On Blythe’s 76-yard touchdown pass to Jackson against Garinger, Blythe enjoyed an unusual amount of time in the pocket. So much so that Jackson stopped running on the play. Then again, so did Jackson’s defender. When both players realized the play was still alive, it was too late for the Wildcat defensive back. Jackson had a 2-yard cushion and tracked down Blythe’s 50-yard heave, outracing the defense for the touchdown. Jackson credited his offensive line for allowing extra time to run a deeper route.

And so did Blythe.

“When you have more time in the pocket, and when you have confidence in your offensive line, you can keep your eyes down the field,” said Blythe. “They are playing so much better as a unit this season.”

The Hopewell offense will have to be on its game against Vance.
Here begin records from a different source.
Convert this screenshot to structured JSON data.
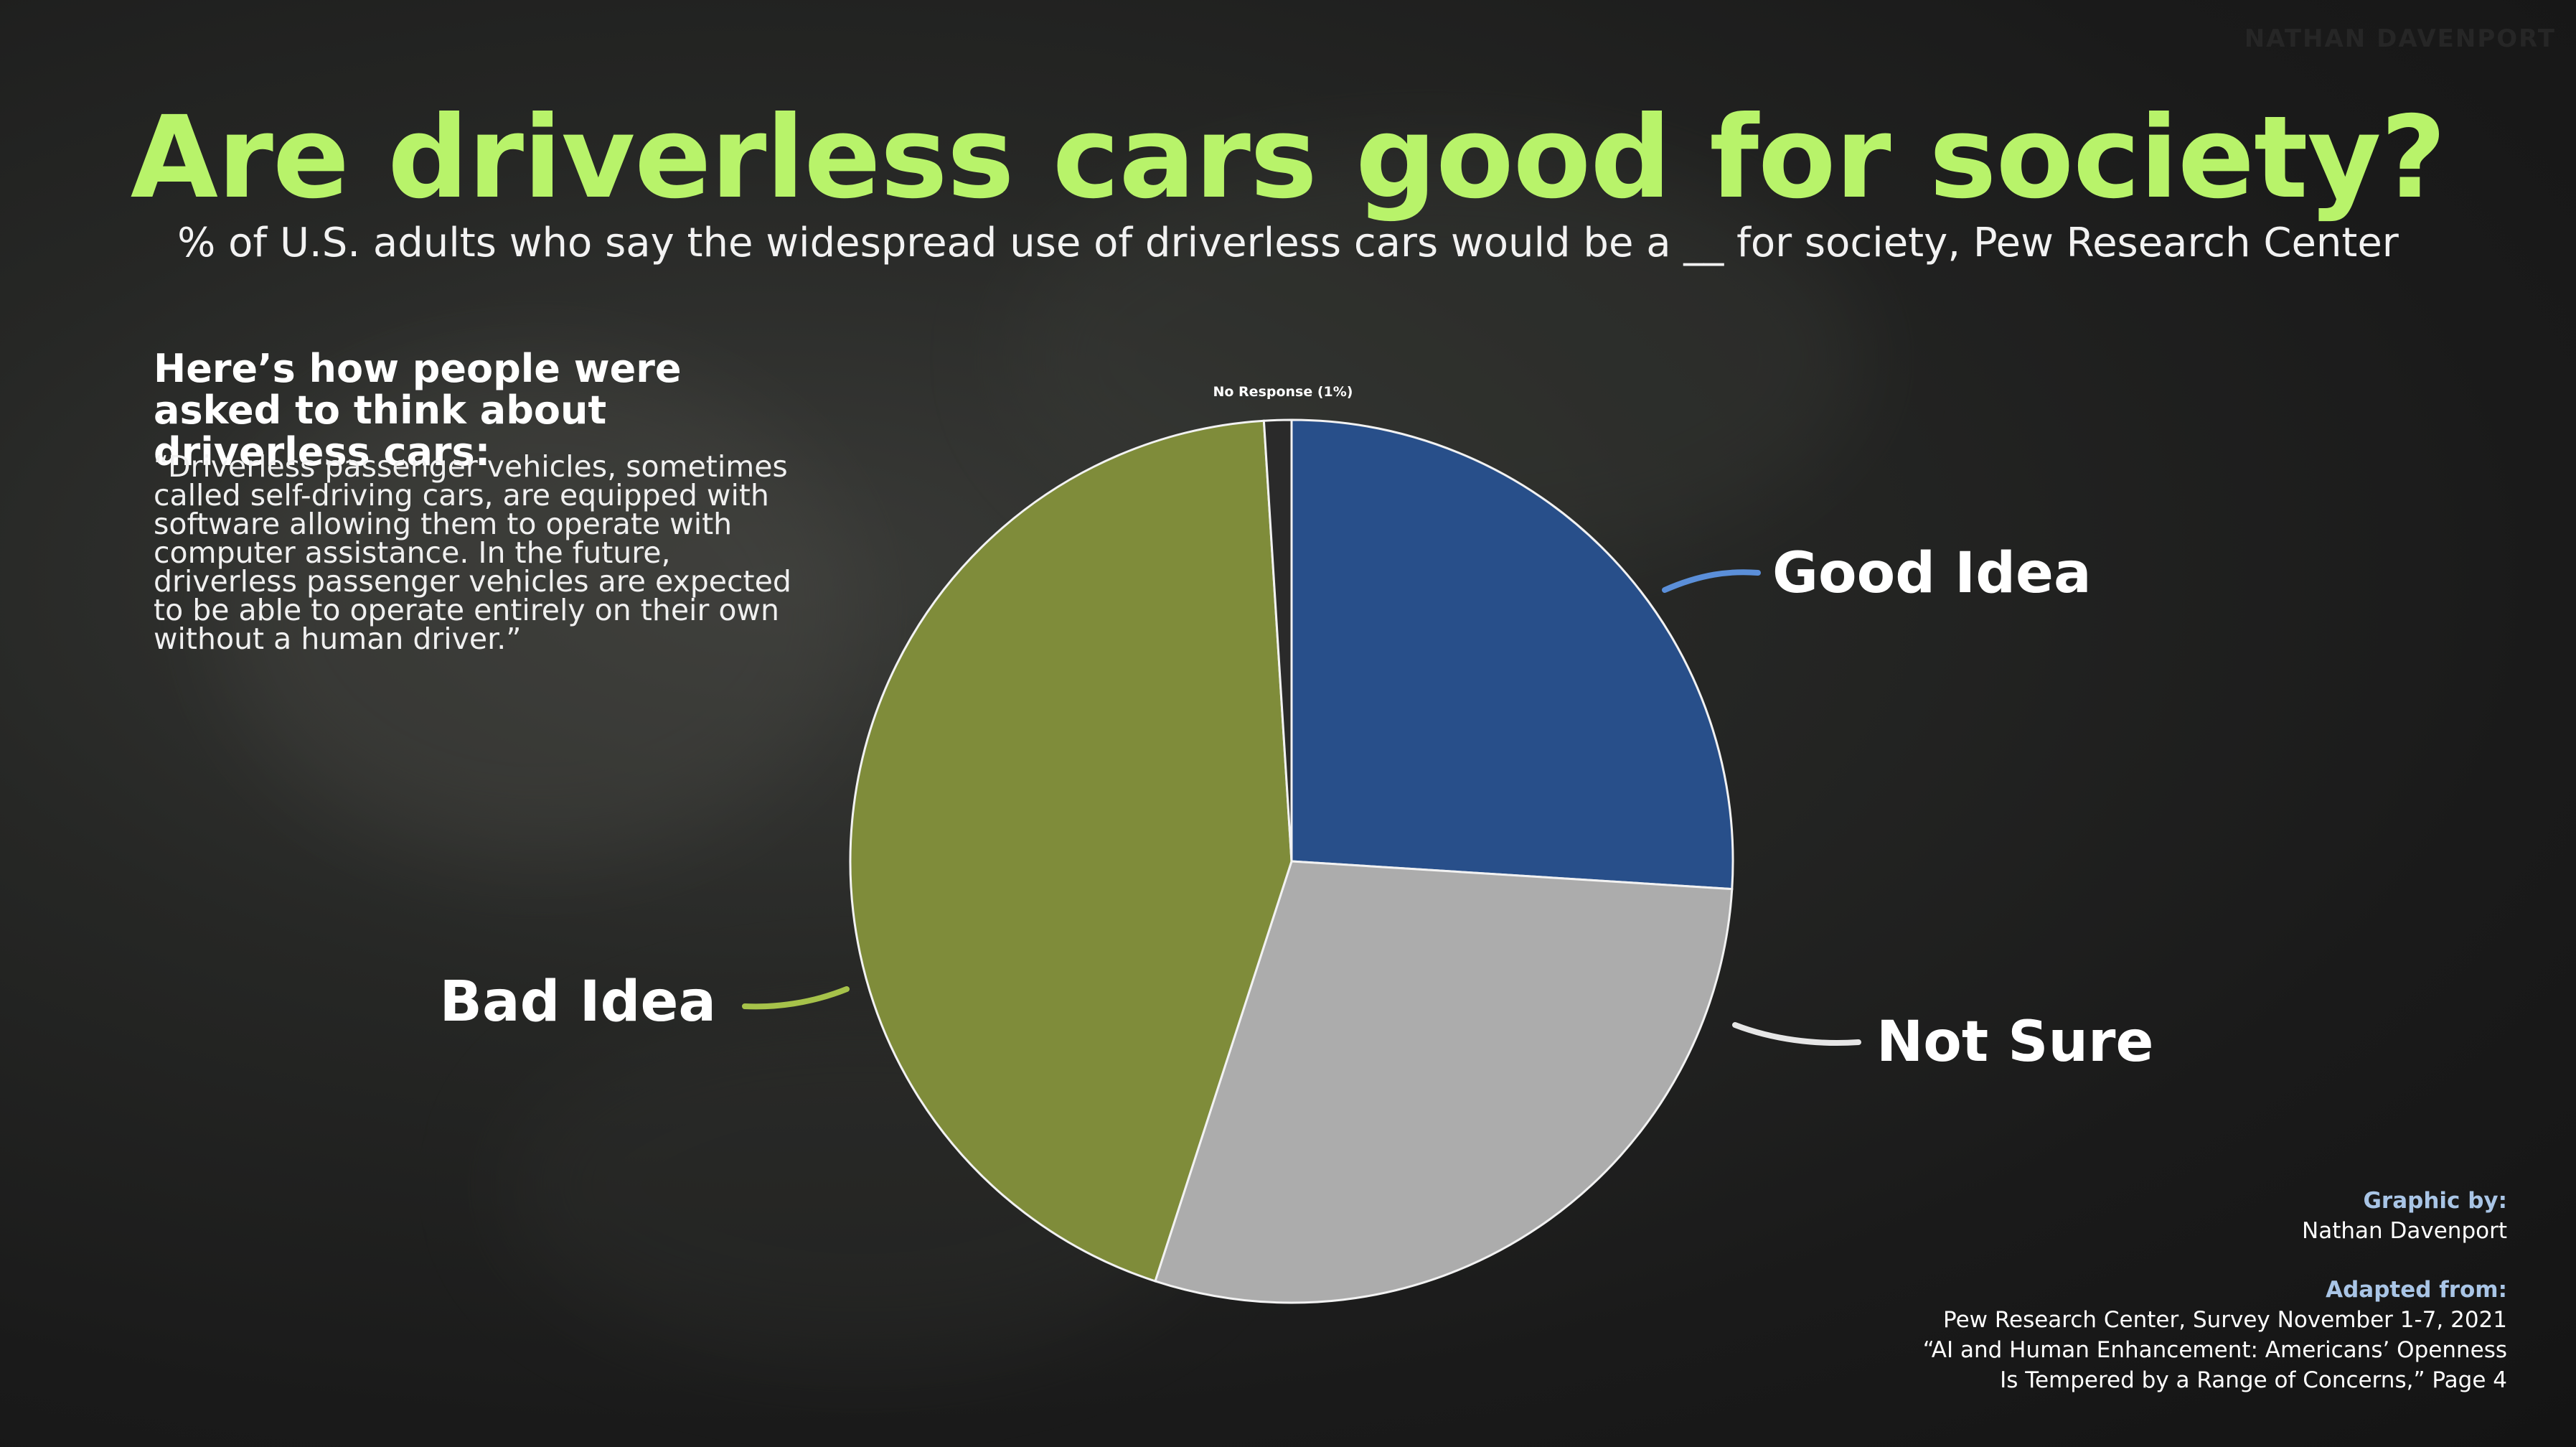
{
  "watermark": "NATHAN DAVENPORT",
  "chart_data": {
    "type": "pie",
    "title": "Are driverless cars good for society?",
    "subtitle": "% of U.S. adults who say the widespread use of driverless cars would be a __ for society, Pew Research Center",
    "slices": [
      {
        "label": "Good Idea",
        "value": 26,
        "color": "#284f8a",
        "leader_color": "#5b8fd9"
      },
      {
        "label": "Not Sure",
        "value": 29,
        "color": "#acacac",
        "leader_color": "#e6e6e6"
      },
      {
        "label": "Bad Idea",
        "value": 44,
        "color": "#7f8c3a",
        "leader_color": "#a6c24a"
      },
      {
        "label": "No Response (1%)",
        "value": 1,
        "color": "#2a2a2a",
        "leader_color": "#ffffff"
      }
    ],
    "start_angle_deg": 0,
    "direction": "clockwise",
    "legend": "none"
  },
  "explainer": {
    "heading": "Here’s how people were asked to think about driverless cars:",
    "quote": "“Driverless passenger vehicles, sometimes called self-driving cars, are equipped with software allowing them to operate with computer assistance. In the future, driverless passenger vehicles are expected to be able to operate entirely on their own without a human driver.”"
  },
  "credits": {
    "graphic_by_label": "Graphic by:",
    "graphic_by_name": "Nathan Davenport",
    "adapted_label": "Adapted from:",
    "source_line1": "Pew Research Center, Survey November 1-7, 2021",
    "source_line2": "“AI and Human Enhancement: Americans’ Openness",
    "source_line3": "Is Tempered by a Range of Concerns,” Page 4"
  },
  "colors": {
    "title": "#b8f36a",
    "background": "#1c1c1c",
    "credit_heading": "#a9c5e6"
  }
}
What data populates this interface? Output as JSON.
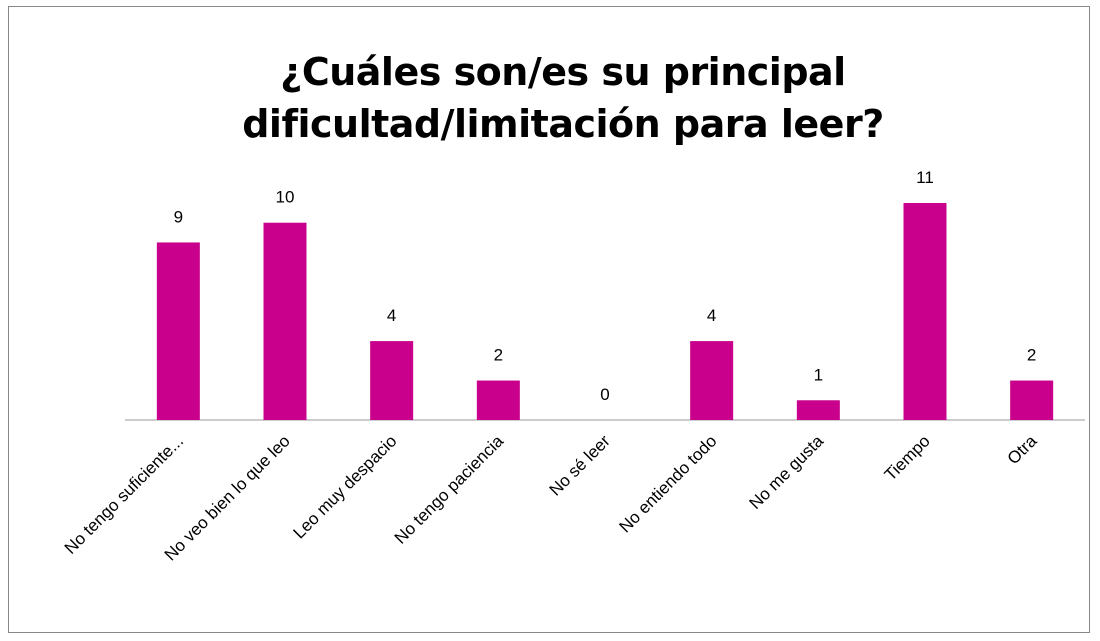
{
  "chart_data": {
    "type": "bar",
    "title": "¿Cuáles son/es su principal dificultad/limitación para leer?",
    "categories": [
      "No tengo suficiente...",
      "No veo bien lo que leo",
      "Leo muy despacio",
      "No tengo paciencia",
      "No sé leer",
      "No entiendo todo",
      "No me gusta",
      "Tiempo",
      "Otra"
    ],
    "values": [
      9,
      10,
      4,
      2,
      0,
      4,
      1,
      11,
      2
    ],
    "color": "#c8008c"
  }
}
The Cougars (9-3, 6-1) finished second in the I-MECK 4A on the strength of their speedy defense that allows just 16 points per game, but they have also enjoyed a passing revival of sorts.

Second-string quarterback Marc Harris took over midway through the season and turned the Cougars into a balanced offense. In Vance’s first postseason victory in five seasons last Friday, Harris passed for 270 yards to lead his team over South Caldwell, 14-3. That’s a different story for Vance, which is known for scoring touchdowns via special teams and defensive turnovers, not its offense.

“We are going to have to play a complete game against Vance,” said Blythe. “We can’t have too many three-and-outs, and we have to keep their defense on the field. Our best chance is to get on the scoreboard first.”

And this season, that could mean scoring on the ground or even in the air.